The life and personality of Anton Bruckner has long presented a paradox, not only since his death but for most of his lifetime.  On the one hand, Bruckner was a devout Catholic and of unshakeable faith, convinced of his artistic destiny.  On the other, he was constantly subject to depression and self-doubt as a musician, composer, and teacher.  He served two masters for most of his life: God and the composer Richard Wagner.  It was his association with, outspoken support for, and admiration of the later that created undue hardship for most of Bruckner’s career.

 

Austrian to the core, his family had lived in Linz since the fifteenth century.  His father was a schoolmaster and it was in this profession that Anton spent many years training and working, although rumor has it he was not a very good educator.  He was however a brilliant organist, having spent eleven formative years as organist of the monastery of St.
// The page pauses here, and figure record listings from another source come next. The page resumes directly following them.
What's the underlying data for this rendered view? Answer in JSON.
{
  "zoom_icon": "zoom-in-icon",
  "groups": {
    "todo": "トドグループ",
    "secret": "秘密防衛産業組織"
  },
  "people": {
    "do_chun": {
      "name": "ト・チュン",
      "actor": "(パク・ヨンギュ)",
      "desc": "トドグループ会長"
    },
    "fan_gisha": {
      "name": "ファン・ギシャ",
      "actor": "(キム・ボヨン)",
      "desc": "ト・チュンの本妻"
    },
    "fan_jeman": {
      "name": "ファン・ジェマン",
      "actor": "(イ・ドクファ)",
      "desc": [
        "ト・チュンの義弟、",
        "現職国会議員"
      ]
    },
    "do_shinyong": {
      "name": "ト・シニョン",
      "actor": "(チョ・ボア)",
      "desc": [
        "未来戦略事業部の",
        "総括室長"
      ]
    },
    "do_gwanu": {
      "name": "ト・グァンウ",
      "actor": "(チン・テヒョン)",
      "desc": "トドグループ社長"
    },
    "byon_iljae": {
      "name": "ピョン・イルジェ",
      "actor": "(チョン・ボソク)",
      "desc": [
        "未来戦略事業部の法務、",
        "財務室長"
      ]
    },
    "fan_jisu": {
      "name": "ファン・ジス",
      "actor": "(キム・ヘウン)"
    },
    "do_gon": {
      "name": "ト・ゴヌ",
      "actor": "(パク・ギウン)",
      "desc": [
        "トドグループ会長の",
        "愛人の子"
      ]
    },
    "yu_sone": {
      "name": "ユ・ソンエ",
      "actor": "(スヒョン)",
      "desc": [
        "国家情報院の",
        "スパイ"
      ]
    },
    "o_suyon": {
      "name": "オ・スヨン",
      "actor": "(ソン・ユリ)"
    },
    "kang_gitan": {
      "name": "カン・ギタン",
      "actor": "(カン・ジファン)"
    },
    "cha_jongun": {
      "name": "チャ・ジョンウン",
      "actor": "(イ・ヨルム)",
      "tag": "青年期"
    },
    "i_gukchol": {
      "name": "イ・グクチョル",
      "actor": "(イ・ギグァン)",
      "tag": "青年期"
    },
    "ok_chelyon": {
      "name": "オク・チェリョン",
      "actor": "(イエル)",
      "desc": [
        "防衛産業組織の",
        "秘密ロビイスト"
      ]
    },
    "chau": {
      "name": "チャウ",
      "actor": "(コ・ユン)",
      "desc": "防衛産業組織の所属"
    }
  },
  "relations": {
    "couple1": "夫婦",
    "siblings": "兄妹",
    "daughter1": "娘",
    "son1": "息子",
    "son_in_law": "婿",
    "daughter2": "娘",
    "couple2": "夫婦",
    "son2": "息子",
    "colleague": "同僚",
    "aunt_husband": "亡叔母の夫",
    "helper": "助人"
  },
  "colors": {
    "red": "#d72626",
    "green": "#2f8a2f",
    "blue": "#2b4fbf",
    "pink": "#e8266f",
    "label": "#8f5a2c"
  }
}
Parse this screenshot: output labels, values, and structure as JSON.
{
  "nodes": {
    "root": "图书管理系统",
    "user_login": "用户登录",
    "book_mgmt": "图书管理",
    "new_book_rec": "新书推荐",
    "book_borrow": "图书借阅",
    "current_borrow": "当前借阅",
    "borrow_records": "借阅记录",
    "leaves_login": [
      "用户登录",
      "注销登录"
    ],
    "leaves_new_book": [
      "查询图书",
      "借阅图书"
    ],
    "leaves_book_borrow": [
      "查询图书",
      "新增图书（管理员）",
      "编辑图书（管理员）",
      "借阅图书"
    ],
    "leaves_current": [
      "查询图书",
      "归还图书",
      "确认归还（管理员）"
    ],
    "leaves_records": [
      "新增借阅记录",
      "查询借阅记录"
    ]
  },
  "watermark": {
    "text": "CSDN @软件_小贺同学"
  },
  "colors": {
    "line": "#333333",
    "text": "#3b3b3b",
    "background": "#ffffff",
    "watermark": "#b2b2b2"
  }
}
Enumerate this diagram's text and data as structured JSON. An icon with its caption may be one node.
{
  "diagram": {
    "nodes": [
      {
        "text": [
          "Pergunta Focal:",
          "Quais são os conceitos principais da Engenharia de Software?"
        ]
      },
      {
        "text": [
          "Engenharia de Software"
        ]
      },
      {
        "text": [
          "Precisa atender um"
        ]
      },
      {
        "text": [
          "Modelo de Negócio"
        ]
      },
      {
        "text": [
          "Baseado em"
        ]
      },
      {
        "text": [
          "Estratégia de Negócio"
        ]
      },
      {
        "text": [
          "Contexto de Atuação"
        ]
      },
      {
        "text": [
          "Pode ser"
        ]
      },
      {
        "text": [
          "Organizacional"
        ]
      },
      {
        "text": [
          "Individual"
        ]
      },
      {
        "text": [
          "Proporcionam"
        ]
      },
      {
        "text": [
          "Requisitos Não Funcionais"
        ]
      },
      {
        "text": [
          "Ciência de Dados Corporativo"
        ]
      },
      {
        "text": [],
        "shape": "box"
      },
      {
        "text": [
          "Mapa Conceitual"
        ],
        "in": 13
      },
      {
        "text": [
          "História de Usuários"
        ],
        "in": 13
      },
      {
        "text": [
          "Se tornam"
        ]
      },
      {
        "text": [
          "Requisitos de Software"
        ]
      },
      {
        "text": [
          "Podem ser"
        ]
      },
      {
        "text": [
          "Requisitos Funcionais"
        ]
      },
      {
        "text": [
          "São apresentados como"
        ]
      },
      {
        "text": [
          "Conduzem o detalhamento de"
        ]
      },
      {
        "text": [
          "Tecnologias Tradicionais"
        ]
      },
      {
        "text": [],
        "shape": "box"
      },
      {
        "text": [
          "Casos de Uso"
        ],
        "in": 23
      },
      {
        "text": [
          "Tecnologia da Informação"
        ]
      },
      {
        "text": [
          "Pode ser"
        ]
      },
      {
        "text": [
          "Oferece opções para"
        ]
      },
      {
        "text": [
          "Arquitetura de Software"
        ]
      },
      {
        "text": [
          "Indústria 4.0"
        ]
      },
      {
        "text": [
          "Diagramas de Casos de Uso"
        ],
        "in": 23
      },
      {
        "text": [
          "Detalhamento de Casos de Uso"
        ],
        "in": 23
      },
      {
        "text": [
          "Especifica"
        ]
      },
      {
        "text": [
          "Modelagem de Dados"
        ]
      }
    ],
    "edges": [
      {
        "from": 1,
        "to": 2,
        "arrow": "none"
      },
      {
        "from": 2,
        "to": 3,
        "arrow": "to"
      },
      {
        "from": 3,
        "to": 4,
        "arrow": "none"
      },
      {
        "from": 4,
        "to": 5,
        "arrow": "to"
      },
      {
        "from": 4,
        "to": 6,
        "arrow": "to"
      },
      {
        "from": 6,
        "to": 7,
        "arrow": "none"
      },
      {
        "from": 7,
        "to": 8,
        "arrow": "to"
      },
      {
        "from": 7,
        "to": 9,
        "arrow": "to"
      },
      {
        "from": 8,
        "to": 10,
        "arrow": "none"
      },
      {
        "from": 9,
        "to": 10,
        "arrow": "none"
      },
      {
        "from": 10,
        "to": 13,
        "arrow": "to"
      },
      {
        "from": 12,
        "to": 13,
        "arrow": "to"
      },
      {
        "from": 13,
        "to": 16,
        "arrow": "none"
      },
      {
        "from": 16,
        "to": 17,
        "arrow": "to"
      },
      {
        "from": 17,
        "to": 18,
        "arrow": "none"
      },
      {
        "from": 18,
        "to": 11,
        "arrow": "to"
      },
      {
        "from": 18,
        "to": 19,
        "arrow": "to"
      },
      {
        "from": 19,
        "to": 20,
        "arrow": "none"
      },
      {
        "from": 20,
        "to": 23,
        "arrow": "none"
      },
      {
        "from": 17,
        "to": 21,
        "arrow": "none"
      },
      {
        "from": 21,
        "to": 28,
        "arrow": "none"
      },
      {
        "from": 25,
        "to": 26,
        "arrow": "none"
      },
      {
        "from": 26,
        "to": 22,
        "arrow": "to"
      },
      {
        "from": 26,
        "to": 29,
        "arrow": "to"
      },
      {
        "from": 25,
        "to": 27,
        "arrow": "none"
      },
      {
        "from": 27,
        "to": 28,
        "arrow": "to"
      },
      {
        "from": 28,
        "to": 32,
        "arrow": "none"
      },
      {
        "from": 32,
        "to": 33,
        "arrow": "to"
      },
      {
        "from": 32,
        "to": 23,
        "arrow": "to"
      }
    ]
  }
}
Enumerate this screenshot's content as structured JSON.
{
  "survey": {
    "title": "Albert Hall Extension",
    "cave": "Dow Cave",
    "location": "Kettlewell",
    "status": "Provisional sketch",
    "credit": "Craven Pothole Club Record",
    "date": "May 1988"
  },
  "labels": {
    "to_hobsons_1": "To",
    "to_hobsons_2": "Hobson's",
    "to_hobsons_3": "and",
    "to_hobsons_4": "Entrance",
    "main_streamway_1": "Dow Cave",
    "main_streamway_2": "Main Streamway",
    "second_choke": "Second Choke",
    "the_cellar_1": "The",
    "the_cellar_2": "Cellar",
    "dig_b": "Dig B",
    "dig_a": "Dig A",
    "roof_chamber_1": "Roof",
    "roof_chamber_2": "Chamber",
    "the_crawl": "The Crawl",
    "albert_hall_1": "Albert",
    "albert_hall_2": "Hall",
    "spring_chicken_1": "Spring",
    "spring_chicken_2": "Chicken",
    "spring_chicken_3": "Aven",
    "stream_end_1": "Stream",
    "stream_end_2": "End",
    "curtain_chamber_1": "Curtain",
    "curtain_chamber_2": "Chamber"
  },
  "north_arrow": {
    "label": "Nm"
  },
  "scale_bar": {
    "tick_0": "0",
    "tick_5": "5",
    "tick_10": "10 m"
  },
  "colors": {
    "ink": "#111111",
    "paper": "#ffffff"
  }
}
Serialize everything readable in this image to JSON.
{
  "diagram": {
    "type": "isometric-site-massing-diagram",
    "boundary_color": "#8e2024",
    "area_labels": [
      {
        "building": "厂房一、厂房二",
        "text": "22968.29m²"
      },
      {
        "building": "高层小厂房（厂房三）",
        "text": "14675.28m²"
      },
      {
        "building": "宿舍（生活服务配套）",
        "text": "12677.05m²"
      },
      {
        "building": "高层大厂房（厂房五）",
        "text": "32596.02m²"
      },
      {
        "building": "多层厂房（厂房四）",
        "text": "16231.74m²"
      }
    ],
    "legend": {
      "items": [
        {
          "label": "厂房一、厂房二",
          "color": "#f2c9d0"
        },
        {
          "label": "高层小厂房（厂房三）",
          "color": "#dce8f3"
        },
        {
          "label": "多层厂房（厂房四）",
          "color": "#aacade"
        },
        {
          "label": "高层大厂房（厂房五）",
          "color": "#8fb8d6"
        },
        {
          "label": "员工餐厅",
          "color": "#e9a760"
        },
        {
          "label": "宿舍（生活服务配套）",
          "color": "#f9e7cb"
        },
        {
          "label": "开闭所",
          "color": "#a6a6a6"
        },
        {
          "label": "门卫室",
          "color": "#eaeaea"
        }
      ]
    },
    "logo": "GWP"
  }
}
Florian, before taking a similar post at the Linz Cathedral.  In 1854, Bruckner passed his organ examination in Vienna and soon became known as one of the finest organists in Europe, especially gifted in the art of improvisation.  This is the main element of Bruckner’s musical training that directly influences his orchestral writing and works.

 

The Wagnerian imprint on Bruckner’s music is unmistakable.  Like Wagner, his works are vast, of epic design, and on a monumental scale, often entering into the realm of the grandiose and sublime.  His harmonic language is ever changing and highly chromatic.  Bruckner’s orchestration tends toward a chorale style, making use of huge chordal writing in the brass and winds.  That is not to say his music doesn’t contain Austrian folk-like flair or a lusty peasant vigor at times, while his slow movements often reveal a more mystic quality.

 

The Symphony No. 4 dates originally from 1874, but was revised in 1878 and acquired a new finale in 1880.  This version was regarded by the composer as the “last word on the subject” and was published for the first time in 1936, by Robert Haas and the International Bruckner Society.  The first performance of the work in 1881 with the Vienna Philharmonic, under the baton of Hans Richter, was Bruckner’s first real success.  His previous attempts were either booed, laughed at, or highly criticized by audiences and musicians alike.  He add the alternative title of “Romantic” two years after its completion, and although the symphony does not contain a formal printed program, Bruckner did have certain images in mind while composing this work.

 

The opening movement was said to depict a “medieval town at dawn” with “calls to wake up” heard in the solo horn.  After this theme is taken up by members of the woodwind family, the glorious second theme is announced by the full orchestra playing the “Bruckner rhythm”.  He described this scene as “knights riding out into the open country on proud stallions”.  In the second movement Andante, Bruckner spoke of “a love that has been spurned”.  This is depicted in a beautiful, yearning melody heard first in the cellos, then adopted by the rest of the sections throughout the movement.  The third movement Scherzo is music of the forest and hunt.  In fact, a handwritten entry in the score describes the ländler-like trio of the “hunting scherzo”, which is dominated by the horns, as a “dance tune heard during the meal taken in the course of the hunt”.  Regarding the finale, according to one account, Bruckner said he no longer knew what he had thought about when composing it in 1880.  Themes and rhythms of the opening movement reoccur, bringing the symphony full circle and to a dramatic close.